Bagaimana tidak menarik, HAK Pulungan sendiri lahir dan besar di Desa Huraba (sekitar 18 km dari Panyabungan), lahir sekitar tahun 1919 dan meninggal tahun 1990 di Jakarta dalam usia 73 tahun, menyusun Stambook Marga Pulungan tersebut yang menuturkan silsilah Marga Pulungan cukup rinci sampai silsilah Marga Pulungan yang ada dan berkembang di Luat Sipirok (Sumuran, Pasar Sipirok, Bunga Bondar, Bondar X, Silaiya, dst). Padahal Ompung ini, menurut informasi dari anaknya Sastra Pulungan, tidak pernah tinggal di Sipirok apalagi di Bunga Bondar atau Huta Silaiya (kampung halaman penulis). Tetapi Stambook tersebut sampai menjangkau popparan ni Pulungan yang mukim di Silaiya, dan itu cukup otentik dan rinci.
Selama masa hidupnya Ompung ini, selain bekerja di Kantor Penerangan sejak tahun 1953, dan akhirnya pindah ke Departemen Penerangan di Jakarta tahun 1960 s.d. wafatnya 1992 dikenal sangat luas pergaulannya, salah satunya bersahabat sangat dekat dengan alm. Haji Adam Malik Batubara, tokoh nasional dan internasional yang sangat dihormati. Juga cukup menguasai ilmu-ilmu Islam, berminat tinggi terhadap sejarah dan silsilah marga-marga. Bahkan, seperti penuturan anaknya Sastra Pulungan, kalau ada seseorang yang bercakap/berbincang dengannya, Ompung ini dapat menjelaskan garis keturunan orang tersebut secara tepat "kau ini popparan ni si anu", meskipun orang tersebut bermarga dari tanah Toba misalnya. Jangan kira, Ompung ini berpendidikan tinggi, ia hanya jebolan kelas 4 SR (Sekolah Rakjat di Huraba), tetapi selama hidupnya Ompung ini pasti telah memperoleh ilmu dan pengetahuan luas dari pergaulannya dan pengalamannya sebagai birokrat dan perantau/pejuang yang harus tetap eksis di Ibukota Jakarta.
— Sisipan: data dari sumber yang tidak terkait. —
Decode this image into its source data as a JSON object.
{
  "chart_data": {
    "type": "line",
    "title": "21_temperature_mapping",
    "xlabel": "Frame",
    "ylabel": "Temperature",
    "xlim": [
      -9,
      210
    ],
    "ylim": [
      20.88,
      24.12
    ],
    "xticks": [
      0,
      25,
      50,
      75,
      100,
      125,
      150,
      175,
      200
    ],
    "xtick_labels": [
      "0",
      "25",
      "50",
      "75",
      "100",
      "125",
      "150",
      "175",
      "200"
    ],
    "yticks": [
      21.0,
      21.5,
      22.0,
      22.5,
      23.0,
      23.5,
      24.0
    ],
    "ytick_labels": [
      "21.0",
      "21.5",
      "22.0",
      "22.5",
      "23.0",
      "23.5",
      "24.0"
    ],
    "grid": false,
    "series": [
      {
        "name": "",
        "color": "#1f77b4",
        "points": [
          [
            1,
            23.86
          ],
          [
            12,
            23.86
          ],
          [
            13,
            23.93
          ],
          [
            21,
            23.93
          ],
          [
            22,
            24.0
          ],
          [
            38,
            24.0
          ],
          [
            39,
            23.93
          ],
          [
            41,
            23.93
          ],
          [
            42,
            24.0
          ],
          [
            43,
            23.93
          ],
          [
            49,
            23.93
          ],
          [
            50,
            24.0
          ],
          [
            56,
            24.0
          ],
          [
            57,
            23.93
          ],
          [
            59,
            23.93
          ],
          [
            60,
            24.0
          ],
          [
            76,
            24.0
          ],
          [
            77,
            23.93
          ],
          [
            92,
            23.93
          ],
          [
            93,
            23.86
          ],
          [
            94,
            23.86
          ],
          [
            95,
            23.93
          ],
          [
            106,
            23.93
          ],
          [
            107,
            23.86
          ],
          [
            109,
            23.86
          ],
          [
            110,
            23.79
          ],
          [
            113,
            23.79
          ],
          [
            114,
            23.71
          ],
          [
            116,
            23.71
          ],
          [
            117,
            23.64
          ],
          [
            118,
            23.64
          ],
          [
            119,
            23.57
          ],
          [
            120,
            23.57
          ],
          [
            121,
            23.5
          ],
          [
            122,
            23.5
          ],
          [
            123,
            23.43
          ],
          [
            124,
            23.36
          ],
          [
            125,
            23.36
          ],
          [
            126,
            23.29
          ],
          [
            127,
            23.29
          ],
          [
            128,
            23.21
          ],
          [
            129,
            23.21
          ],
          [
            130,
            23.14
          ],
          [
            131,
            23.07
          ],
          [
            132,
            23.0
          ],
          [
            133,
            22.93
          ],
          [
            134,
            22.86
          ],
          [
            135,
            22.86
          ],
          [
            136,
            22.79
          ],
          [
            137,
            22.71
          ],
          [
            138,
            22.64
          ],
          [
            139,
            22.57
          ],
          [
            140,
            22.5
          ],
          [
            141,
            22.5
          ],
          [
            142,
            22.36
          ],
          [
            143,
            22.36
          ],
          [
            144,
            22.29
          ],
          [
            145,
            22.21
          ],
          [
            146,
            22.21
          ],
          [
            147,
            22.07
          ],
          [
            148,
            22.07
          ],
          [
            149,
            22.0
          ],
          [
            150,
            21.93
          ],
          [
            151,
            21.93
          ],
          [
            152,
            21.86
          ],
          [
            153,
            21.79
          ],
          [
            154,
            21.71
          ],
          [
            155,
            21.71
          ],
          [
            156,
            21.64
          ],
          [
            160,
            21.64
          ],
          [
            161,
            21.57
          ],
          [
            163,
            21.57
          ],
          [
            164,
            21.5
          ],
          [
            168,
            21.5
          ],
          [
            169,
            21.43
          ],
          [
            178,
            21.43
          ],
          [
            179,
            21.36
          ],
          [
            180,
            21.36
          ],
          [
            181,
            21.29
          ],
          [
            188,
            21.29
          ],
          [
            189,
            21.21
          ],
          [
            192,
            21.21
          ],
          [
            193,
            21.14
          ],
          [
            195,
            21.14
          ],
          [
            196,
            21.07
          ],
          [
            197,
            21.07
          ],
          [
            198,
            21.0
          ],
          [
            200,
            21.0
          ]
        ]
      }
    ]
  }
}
Barangkali Ompung ini dapat disebut tipikal 'bayo parturi' atau juru kisah yang mumpuni, sebagaimana istilah ini disebutkan dalam buku Gereget Tuanko Rao tulisan Basyral Hamidy Harahap. Melihat Stambook tersebut tentunya dapat disimpulkan selain memperoleh data dari turi-turian dari orang-orang tua, tentunya Ompung ini kemungkinan besar sudah memverifikasi data/garis silsilah yang ditulisnya ke orang-orang / popparan dalam hal ini marga Pulungan yang masih hidup dan dijumpainya semasa hidupnya, khususnya untuk popparan Pulungan yang berasal dari Sipirok itu. Hal ini, saya simpulkan karena copy dokumen Stambook ini pun saya peroleh pada saat disebarkan/dibagikan kepada anggota Parsadaan Pulungan di Jakarta, pada suatu pertemuan di rumah Drs. Idris Pulungan (berasal dari Desa Bunga Bondar dan juga adalah Ketua Parsadaan Pulungan se Jabodetabek), yang menginformasikan Stambook tersebut diperolehnya langsung dari Ompung ini sekitar tahun 1988.